For Hezbollah, a major escalation is similarly concerning. The Lebanese economy was slumping even before the current crisis, and many Lebanese have little desire for a reprise of the 2006 war. Moreover, analysts say Iran, Hezbollah’s patron, may not be interested in an escalation, preferring to deploy its proxy at a more opportune moment.


Last week, an Israeli strike killed a senior Hezbollah commander, Taleb Abdallah, prompting Hezbollah to step up its attacks on Israel in retaliation. Over the next few days, Hezbollah fired hundreds of rockets and drones at Israel in coordinated strikes, wounding several soldiers and civilians.


“Both sides are constantly challenging the other’s red lines. For now it seems neither side wants full-blown war,” Orion said.


“But you can easily stumble into it, even if it’s not something they want in principle,” he added.

Despite the risks, Israeli Prime Minister Benjamin Netanyahu has faced rising pressure at home to intensify the country’s military campaign against Hezbollah. In the wake of the Oct. 7 attack, Yoav Gallant, the Israeli defense minister, endorsed a preemptive war in Lebanon but was overruled. On Tuesday, the Israeli military announced that top commanders had approved operational plans for a potential offensive in Lebanon, without specifying when or if the plans would be used.
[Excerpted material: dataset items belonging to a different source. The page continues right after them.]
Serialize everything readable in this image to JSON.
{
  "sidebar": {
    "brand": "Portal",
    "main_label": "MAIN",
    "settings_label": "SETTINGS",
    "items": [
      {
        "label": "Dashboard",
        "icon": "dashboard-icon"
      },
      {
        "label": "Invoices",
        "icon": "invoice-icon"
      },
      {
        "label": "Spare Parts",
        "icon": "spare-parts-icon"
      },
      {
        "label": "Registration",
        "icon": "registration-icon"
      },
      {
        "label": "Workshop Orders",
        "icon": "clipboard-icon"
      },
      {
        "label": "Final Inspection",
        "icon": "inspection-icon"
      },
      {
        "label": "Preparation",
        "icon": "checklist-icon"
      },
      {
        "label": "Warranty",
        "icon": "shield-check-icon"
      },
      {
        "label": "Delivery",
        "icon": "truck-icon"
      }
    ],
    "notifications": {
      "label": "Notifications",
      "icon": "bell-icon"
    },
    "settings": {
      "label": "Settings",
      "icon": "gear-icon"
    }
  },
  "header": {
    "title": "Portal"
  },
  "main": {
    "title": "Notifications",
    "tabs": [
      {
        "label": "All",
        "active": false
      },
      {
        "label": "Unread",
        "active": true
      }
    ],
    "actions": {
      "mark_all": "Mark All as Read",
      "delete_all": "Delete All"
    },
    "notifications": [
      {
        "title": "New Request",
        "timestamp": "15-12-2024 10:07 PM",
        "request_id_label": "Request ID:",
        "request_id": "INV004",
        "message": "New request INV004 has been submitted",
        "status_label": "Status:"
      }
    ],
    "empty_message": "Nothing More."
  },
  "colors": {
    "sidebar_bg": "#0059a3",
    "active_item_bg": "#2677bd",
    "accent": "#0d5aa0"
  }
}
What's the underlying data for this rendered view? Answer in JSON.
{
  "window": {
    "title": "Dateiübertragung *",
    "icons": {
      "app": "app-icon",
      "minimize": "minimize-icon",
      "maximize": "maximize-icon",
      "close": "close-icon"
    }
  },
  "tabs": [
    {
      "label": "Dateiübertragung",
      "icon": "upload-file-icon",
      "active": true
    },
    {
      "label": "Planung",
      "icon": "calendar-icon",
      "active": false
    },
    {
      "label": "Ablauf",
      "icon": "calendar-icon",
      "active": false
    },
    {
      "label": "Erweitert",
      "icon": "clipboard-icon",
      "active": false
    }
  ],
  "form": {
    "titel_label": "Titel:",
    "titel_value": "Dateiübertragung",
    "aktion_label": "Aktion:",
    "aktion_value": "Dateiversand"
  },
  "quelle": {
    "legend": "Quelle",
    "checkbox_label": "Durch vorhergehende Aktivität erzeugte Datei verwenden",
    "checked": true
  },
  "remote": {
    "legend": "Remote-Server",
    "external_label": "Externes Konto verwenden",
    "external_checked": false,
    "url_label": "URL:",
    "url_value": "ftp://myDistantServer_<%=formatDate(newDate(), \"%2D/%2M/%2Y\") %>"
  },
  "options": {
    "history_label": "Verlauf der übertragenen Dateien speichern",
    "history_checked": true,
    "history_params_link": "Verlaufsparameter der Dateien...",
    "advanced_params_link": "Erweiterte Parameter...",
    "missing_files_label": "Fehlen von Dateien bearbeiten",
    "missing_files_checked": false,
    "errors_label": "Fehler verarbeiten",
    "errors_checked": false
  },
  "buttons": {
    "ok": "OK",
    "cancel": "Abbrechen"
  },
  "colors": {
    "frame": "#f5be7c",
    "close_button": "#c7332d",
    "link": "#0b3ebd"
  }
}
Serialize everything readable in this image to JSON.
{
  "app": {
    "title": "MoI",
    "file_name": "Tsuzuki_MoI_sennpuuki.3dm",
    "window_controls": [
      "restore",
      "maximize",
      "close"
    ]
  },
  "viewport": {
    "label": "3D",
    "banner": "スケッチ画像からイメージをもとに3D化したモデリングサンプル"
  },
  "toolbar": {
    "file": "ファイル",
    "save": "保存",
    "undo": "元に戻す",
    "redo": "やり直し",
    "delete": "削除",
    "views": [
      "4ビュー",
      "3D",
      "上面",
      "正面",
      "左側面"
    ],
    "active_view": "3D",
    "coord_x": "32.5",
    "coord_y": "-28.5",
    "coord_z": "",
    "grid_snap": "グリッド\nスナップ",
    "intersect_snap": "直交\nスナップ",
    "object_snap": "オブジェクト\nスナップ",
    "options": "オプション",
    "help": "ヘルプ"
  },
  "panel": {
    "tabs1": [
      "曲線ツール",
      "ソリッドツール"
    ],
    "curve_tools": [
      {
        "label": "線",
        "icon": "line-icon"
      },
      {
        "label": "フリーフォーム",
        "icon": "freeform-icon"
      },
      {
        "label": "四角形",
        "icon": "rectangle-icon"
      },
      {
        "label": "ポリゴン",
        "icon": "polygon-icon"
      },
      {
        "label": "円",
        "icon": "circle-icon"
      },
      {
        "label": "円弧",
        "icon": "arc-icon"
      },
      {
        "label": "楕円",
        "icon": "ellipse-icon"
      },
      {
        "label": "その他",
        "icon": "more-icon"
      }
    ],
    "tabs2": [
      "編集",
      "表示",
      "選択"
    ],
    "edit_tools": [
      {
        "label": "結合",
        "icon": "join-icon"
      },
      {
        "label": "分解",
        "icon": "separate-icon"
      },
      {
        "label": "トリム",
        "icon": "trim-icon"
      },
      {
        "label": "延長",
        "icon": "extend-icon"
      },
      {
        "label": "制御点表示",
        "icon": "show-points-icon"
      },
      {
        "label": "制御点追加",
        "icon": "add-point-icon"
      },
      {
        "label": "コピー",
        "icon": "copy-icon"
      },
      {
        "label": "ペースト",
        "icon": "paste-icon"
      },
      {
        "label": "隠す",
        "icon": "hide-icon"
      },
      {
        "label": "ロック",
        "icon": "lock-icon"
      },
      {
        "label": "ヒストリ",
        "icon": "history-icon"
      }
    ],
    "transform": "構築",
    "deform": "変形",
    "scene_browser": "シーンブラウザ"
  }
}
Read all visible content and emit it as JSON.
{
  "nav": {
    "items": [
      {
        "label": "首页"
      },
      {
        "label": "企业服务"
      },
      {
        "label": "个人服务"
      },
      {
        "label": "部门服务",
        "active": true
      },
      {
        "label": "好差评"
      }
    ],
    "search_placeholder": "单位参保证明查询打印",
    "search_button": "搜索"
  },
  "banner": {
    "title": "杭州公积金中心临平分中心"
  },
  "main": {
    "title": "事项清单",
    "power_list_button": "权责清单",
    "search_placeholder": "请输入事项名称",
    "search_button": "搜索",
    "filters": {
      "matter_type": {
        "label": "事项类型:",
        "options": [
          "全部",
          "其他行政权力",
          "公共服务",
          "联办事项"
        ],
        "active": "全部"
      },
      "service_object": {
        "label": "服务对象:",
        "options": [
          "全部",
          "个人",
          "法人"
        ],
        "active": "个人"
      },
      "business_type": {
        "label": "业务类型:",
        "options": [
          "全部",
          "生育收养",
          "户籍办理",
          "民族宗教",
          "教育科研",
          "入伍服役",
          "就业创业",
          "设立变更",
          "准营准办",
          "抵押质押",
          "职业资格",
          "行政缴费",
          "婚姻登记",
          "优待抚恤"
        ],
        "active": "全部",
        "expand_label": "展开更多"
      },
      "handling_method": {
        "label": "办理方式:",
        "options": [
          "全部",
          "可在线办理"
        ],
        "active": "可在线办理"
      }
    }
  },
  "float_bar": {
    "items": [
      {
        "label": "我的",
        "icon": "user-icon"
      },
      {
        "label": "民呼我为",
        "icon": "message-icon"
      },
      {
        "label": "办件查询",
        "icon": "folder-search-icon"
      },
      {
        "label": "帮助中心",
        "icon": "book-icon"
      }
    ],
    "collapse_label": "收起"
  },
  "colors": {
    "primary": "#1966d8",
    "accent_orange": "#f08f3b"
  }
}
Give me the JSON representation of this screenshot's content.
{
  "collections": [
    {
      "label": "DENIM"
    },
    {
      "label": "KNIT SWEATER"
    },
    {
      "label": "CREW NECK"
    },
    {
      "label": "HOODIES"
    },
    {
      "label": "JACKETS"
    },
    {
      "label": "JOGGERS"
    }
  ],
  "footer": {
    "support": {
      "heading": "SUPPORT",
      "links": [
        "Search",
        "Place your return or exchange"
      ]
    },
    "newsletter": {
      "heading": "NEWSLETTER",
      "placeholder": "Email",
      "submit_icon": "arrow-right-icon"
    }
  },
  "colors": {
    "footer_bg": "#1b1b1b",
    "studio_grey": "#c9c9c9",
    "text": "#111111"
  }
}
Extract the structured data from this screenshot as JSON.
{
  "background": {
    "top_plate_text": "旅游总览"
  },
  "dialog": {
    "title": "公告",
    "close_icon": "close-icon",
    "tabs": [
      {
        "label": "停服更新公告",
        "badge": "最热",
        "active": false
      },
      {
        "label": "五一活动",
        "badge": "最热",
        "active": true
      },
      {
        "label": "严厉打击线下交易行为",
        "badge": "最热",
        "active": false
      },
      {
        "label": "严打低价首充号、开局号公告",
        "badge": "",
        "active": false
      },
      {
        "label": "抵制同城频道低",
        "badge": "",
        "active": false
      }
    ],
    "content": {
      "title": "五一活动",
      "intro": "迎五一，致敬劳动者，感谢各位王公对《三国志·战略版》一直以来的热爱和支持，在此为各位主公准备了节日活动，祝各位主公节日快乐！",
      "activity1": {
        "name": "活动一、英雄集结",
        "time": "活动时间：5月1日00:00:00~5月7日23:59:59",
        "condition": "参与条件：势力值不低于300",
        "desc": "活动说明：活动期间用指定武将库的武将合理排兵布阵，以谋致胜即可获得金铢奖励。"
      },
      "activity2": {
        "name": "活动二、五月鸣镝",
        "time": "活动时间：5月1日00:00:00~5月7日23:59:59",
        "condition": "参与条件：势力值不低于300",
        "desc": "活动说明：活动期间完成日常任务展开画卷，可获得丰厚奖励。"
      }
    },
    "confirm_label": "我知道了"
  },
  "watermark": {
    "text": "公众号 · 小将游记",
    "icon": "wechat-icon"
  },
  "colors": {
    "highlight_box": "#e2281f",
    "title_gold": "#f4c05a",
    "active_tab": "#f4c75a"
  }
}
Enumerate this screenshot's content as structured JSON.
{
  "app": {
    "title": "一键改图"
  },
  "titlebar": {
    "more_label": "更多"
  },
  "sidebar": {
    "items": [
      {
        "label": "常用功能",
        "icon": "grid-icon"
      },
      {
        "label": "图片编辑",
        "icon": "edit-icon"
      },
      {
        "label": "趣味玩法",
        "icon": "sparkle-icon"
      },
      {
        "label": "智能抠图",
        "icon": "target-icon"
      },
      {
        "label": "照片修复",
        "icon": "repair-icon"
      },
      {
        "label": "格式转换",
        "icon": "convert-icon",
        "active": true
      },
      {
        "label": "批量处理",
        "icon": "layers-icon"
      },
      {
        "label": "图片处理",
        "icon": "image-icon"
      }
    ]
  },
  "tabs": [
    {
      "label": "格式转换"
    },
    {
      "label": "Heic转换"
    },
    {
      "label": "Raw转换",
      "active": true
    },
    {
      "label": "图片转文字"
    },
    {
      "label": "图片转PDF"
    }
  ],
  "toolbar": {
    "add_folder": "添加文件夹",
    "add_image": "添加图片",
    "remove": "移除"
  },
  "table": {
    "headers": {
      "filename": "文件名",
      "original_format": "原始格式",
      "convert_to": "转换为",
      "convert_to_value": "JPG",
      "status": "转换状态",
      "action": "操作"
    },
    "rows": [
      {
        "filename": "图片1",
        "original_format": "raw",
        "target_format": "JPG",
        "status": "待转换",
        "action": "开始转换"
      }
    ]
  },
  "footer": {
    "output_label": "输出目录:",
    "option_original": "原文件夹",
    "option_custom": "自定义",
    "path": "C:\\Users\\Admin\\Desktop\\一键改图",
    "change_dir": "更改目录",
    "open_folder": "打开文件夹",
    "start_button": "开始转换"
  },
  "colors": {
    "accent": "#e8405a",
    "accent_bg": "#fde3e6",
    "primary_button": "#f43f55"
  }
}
Tens of thousands of Israelis from northern border communities remain scattered across the country with no timeline for returning to their homes. And far-right members of Netanyahu’s coalition have called for more muscular action, including the establishment of an Israeli-run “security zone” inside Lebanese territory.


Since October, more than 80 Lebanese civilians and 11 civilians in Israel have been killed in the fighting, according to U.N. and Israeli government statistics. About 300 Hezbollah fighters have been killed, according to the group, as have at least 17 Israeli troops, according to the Israeli government.


A US diplomatic push


Hochstein, a senior adviser to Biden, met with senior Lebanese officials in Beirut to press for a diplomatic solution Tuesday, a day after meeting with Netanyahu in Jerusalem.


Israel has demanded that the group withdraw its forces north of the Litani River in Lebanon, in accordance with the Security Council resolution that ended the 2006 war — a demand Hezbollah is unlikely to grant. The resolution stipulated that only United Nations forces and the Lebanese army would be allowed in the area, but both sides have accused the other of violating it.


While in Beirut, Hochstein did not meet with the leaders of Hezbollah, which the United States and the European Union consider a terrorist organization. Instead, he met with members of Lebanon’s government — including the prime minister, Najib Mikati — whose influence on Hezbollah is limited.


“The situation is serious,” Hochstein told reporters in Beirut. “We have seen an escalation over the last few weeks, and what President Biden wants to do is to avoid a further escalation to a greater war.”